The Problem With Oprah's Message About the Recent Celebrity Suicides
Sometimes the news isn’t as straightforward as it’s made to seem. Sarah Schuster, The Mighty’s mental health editor, explains what to keep in mind if you see this topic or similar stories in your newsfeed. This is The Mighty Takeaway.
Oprah meant well. She said what many worried parents, grandparents and community leaders might say when trying to explain the unexplainable: two beloved celebrities died by suicide in the same week, just as a CDC report circulated with the updated grim statistics about suicide in our country. It seemed wherever you turned, suicide was in the news. It was a tough week for loss survivors, attempt survivors and anyone who was a fan of Kate Spade and Anthony Bourdain.
So Oprah said what I’m sure she thought was best. In an interview with Extra at the premiere of her new TV show, she told an interviewer, “Every death is here to teach us how to live better. Every death is here to remind us of our own life and the value of it.”
Here’s the full quote:
Every death, not just Anthony Bourdain, not just Kate Spade, not just people that who are famous and names that we know… every death is here to teach us how to live better. Every death is here to remind us of our own life and the value of it. So what will come of these deaths in sequence like this, the suicides, is a more open desire to talk about it. There are lots and lots of people who have not been forthcoming because they are ashamed still of talking about mental illness in their family and mental illness in people around them, but it is serious and it is real.
I get the temptation to fall into this kind of thinking — and I understand how seeing death as a lesson can help those grieving. I would never, ever, take that away from someone. Everyone grieves in their own way, and if thinking positively about a tough situation helps someone heal, more power to them.
But here’s why Oprah’s statement, in this particular context, made me cringe: Suicide doesn’t exist so we can appreciate our own lives. Suicide is not a lesson on the value of life. In fact, it is the opposite. It’s about feeling like value is ripped away from your life, whether because of a struggle with mental illness, a history of trauma, an addiction, a feeling of disconnection or any other of the complicated factors that come together when someone ends up taking their own life. It’s about a system and a society that failed to take care of that person when they needed our help the most.
What about the value of people who died by suicide’s lives? Why must their lives end for us to appreciate our own?
There are lessons to be learned from a suicide, but these are lessons for researchers, mental health professionals and peer advocates who are trying to prevent people from dying in the first place. There are lessons in the data and lessons when our mental health system fails. But we’re not spending enough money and resources to make use of those lessons. Suicide prevention funding doesn’t compare to money spent fighting other leading causes of death. On a list of research areas funded by the National Institutes of Health (NIH), you’ll find suicide prevention listed 202 on a list of 283 research areas, sorted from most-funded to least — despite being the 10th leading cause of death in the United States.
Suicide loss survivors are on their own journey, and like any other traumatic experience, will learn things about themselves and the world along the way. But the assumption that people see value in their own life after a suicide doesn’t align with the facts — perhaps especially for people who struggle with suicidal thoughts themselves. Losing someone to suicide puts you at higher risk of attempting suicide. After Robin William’s death, the suicide rate spiked. As Shelly Lotz wrote in her piece, “Learning of Chester Bennington’s Suicide as Someone Who’s Been Suicidal“:
I am very weary of my distant future, as a person with suicidal thoughts and as the surviving daughter of someone who died by suicide. I like to think I would never again turn my thoughts into a plan. But I feel a little less sure of my ability to never make that decision every time I hear of anyone’s passing in this way.
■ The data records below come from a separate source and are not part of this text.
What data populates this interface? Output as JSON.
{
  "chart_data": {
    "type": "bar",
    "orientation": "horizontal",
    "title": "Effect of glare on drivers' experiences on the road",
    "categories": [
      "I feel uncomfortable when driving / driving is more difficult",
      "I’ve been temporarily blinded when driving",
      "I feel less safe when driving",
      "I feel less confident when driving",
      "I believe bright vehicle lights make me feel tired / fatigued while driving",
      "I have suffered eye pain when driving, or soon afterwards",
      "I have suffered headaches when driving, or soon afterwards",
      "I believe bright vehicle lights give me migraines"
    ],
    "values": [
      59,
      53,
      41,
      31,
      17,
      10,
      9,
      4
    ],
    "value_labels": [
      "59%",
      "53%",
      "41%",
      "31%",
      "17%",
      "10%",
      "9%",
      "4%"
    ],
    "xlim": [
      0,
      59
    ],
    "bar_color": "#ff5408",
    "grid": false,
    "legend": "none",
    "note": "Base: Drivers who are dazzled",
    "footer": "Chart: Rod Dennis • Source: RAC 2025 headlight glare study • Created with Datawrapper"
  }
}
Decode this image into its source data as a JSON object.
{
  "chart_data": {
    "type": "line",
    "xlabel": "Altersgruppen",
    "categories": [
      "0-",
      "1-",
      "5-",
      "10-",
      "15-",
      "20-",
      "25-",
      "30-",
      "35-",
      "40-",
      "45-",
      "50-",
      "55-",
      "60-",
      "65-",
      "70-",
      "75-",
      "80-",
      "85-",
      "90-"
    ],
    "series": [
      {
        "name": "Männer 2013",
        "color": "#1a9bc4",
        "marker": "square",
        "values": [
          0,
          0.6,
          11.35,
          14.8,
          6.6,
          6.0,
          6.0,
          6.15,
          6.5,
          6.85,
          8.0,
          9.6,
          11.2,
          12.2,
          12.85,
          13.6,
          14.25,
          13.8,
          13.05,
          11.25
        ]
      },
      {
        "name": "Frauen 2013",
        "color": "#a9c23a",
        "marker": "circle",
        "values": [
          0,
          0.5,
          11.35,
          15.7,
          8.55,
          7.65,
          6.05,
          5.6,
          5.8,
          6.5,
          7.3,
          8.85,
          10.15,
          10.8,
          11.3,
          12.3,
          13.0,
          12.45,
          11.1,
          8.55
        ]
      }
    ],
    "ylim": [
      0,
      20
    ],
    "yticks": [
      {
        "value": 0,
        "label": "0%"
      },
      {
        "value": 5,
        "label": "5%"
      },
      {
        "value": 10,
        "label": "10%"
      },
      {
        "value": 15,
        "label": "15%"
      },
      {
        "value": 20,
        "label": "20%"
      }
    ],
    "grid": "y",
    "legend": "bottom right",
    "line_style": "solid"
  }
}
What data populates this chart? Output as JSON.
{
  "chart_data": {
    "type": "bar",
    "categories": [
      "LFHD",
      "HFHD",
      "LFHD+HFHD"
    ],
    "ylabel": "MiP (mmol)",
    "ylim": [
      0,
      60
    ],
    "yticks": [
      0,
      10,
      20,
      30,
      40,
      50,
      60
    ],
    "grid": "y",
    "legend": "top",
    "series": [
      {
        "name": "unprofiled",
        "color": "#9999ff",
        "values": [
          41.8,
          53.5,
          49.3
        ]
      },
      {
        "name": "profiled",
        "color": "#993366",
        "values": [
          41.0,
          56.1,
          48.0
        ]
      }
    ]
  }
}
Many ripples form after someone dies by suicide. Some of these things can be good. Resources are shared and public conversations are had. Maybe you’re inspired to hug someone a little tighter or call someone you haven’t spoken to in a while. We shouldn’t erase this good. We should hold onto it with every ounce of our being.
But consequential good is not the takeaway. If all it took was people dying to appreciate their own lives, plenty of people have already died for the cause and the suicide rate would have gone down. That’s not the reality we are living in.
A red carpet comment is just that. I know Oprah was coming from a good place, but people need to know you can only change the world if you’re here. We will not learn the value of life after you’re gone. We’ll miss you. We don’t need another suicide to “get the conversation started.” This is about the value of life, yes, but it’s also about Anthony, Kate, Chester, Chris, Robin, the nearly 45,000 Americans who died by suicide in 2016 and the one million people who die by suicide yearly worldwide. In life, they may have inspired us, but their death is not our inspirational quote.
Positivity has its place, and we should honor the lives of all who die, but we won’t get anywhere thinking about the “bright side.” We need action. We need money. We need resources. We need to take the shame out of suicidal thoughts, let people know their feelings are OK and then support them. We need to improve their lives and give them meaningful connections. We need to tell people their lives have value, always, not just when a celebrity dies by suicide. And the people we lost — their lives had value, too.